NeuroMonitor: a low‐power, wireless, wearable EEG device with DRL‐less AFE
Author(s) -
ConsulPacareu Sergi,
Mahajan Ruhi,
AbuSaude Mohammad J.,
Morshed Bashir I.
Publication year - 2017
Publication title -
iet circuits, devices and systems
Language(s) - English
Resource type - Journals
SCImago Journal Rank - 0.251
H-Index - 49
ISSN - 1751-8598
DOI - 10.1049/iet-cds.2016.0256
Subject(s) - wearable computer , wireless , electroencephalography , computer science , power (physics) , electrical engineering , psychology , engineering , telecommunications , embedded system , neuroscience , physics , quantum mechanics
Electroencephalography (EEG) is an effective tool to non‐invasively capture brain responses. Traditional EEG analogue front end (AFE) requires a driven right leg (DRL) circuit that restricts the number of channels of the device. The authors are proposing a new ‘DRL‐less’ AFE design, and have developed a wearable EEG device (NeuroMonitor), which is small, low‐power, wireless, and battery operated.

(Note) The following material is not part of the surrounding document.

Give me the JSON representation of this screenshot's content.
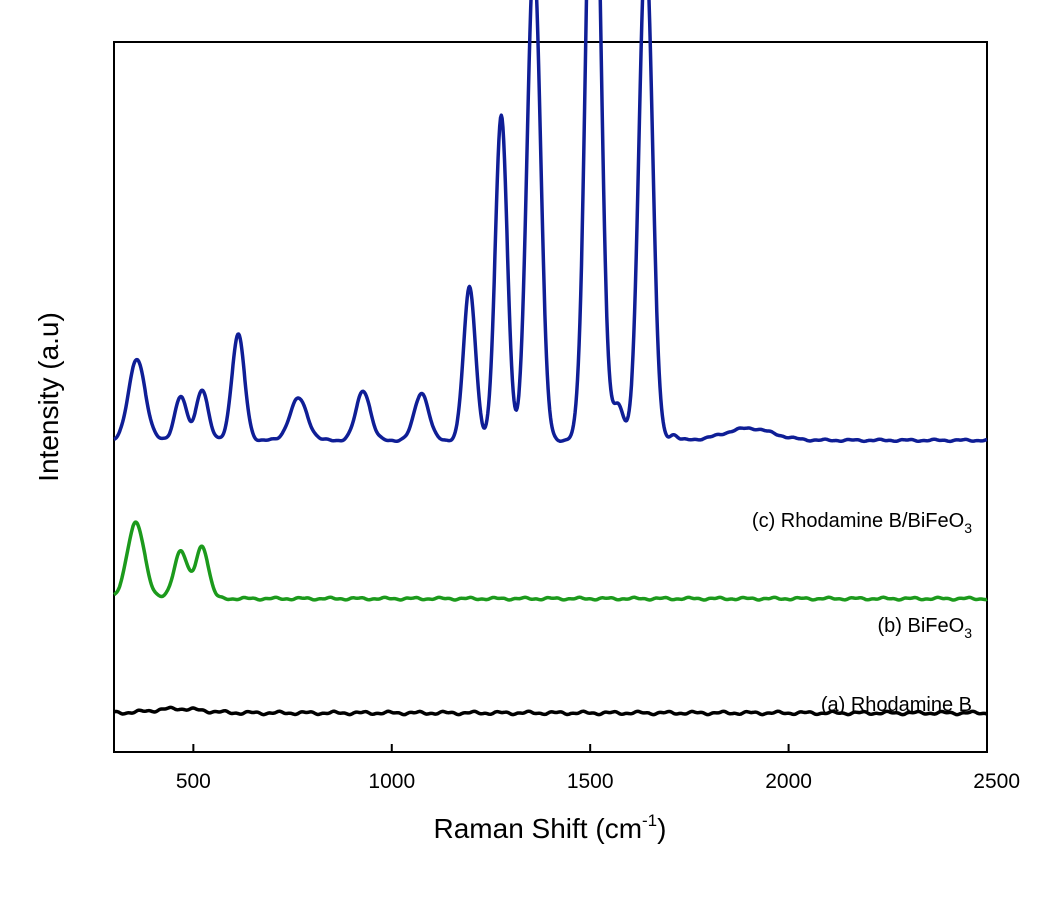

The EEG device with two independent channels was fabricated on an 11.35 cm 2 PCB that contained a system‐on‐a‐chip microcontroller, a low‐noise instrument amplifier, a low‐power Bluetooth module, a microSD, a microUSB, and a LiPo battery. The DRL circuit was eliminated by utilising the high CMRR instrument amplifier with differential inputs, and followed by a modified high‐Q active Twin‐T notch filter (( f c Notch = 60 Hz, − 38 dB). The signal was conditioned with a band‐pass filter composed of a two‐stage 2nd‐order Chebyshev‐I Sallen‐Key low‐pass filter cascaded with a passive 2nd‐order low‐pass filter ( f c LP = 125 Hz) and a 1st‐order passive high‐pass filter ( f c HP = 0.5 Hz). Finally, the signal was amplified to achieve an overall gain of 55.84 dB, and digitised with a 16‐bit delta‐sigma ADC (256 sps). The prototype weighs 41.8 gm, and has been validated against a research‐grade EEG system (Neuroscan).